(810 ILCS 5/9-501.1)
    Sec. 9-501.1. Fraudulent records.
    (a) No person shall cause to be communicated to the filing office for filing a false record the person knows or reasonably should know:
        (1) is not authorized or permitted under Section
    
9-509, 9-708, or 9-808 of this Article;
        (2) is not related to a valid existing or potential
    
commercial or financial transaction, an existing agricultural or other lien, or a judgment of a court of competent jurisdiction; and
        (3) is filed with the intent to harass or defraud the
    
person identified as debtor in the record or any other person.
    (b) A person who violates subsection (a) is guilty of a Class A misdemeanor for a first offense and a Class 4 felony for a second or subsequent offense.
    (c) A person who violates subsection (a) shall be liable in a civil action to each injured person for:
        (1) the greater of the actual damages caused by the
    
violation or up to $10,000 in lieu of actual damages;
        (2) reasonable attorney's fees;
        (3) court costs and other related expenses of
    
bringing an action, including reasonable investigative expenses; and
        (4) in the discretion of the court, exemplary damages
    
in an amount determined by the court or jury.

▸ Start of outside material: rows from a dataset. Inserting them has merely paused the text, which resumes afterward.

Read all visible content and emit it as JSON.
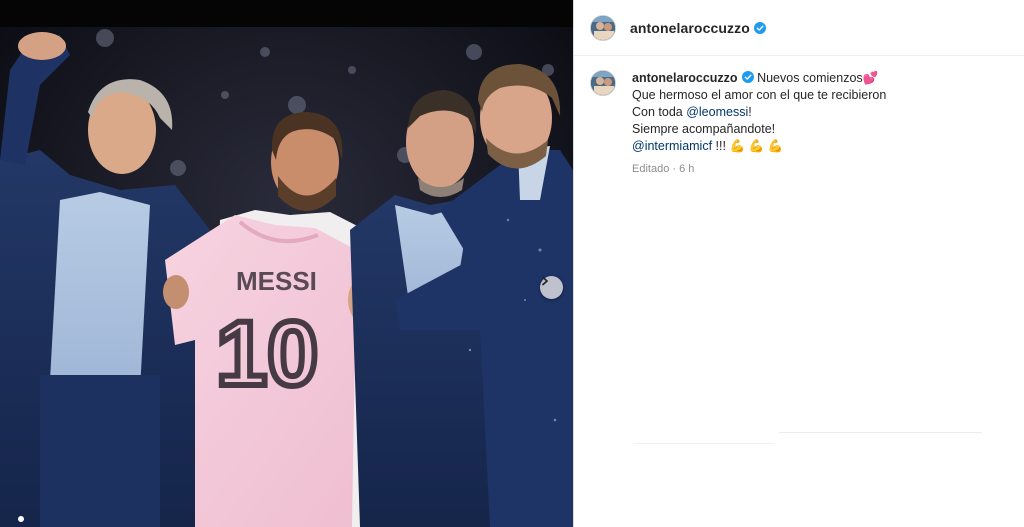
{
  "post": {
    "username": "antonelaroccuzzo",
    "caption": {
      "first_line": "Nuevos comienzos",
      "heart_emoji": "💕",
      "line2": "Que hermoso el amor con el que te recibieron",
      "line3_prefix": "Con toda ",
      "line3_mention": "@leomessi",
      "line3_suffix": "!",
      "line4": "Siempre acompañandote!",
      "line5_mention": "@intermiamicf",
      "line5_suffix": " !!!",
      "flex_emojis": "💪 💪 💪"
    },
    "meta": "Editado · 6 h"
  },
  "photo": {
    "jersey_name": "MESSI",
    "jersey_number": "10"
  },
  "icons": {
    "verified": "verified-badge-icon",
    "next": "chevron-right-icon"
  },
  "colors": {
    "verified": "#1d9bf0",
    "mention": "#00376b",
    "jersey": "#f3c8d8",
    "suit": "#1c2f5a"
  }
}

    (d) A person identified as debtor in a filed record the person believes was caused to be communicated to the filing office in violation of subsection (a) may, under penalty of perjury, file with the Secretary of State an affidavit to that effect. The Secretary of State shall adopt and make available a form affidavit for use under this Section.
    (e) Upon receipt of an affidavit filed under this Section, or upon administrative action by the Secretary of State, the Secretary of State shall communicate to the secured party of record on the record to which the affidavit or administrative action relates and to the person that communicated the record to the filing office, if different and known to the office, a request for additional documentation supporting the effectiveness of the record. The Department of Business Services of the Office of the Secretary of State and the Office of the General Counsel shall review all such documentation received within 30 days after the first request for additional documentation is sent. The Secretary of State may terminate the record effective 30 days after the first request for additional documentation is sent if it has a reasonable basis for concluding that the record was communicated to the filing office in violation of subsection (a).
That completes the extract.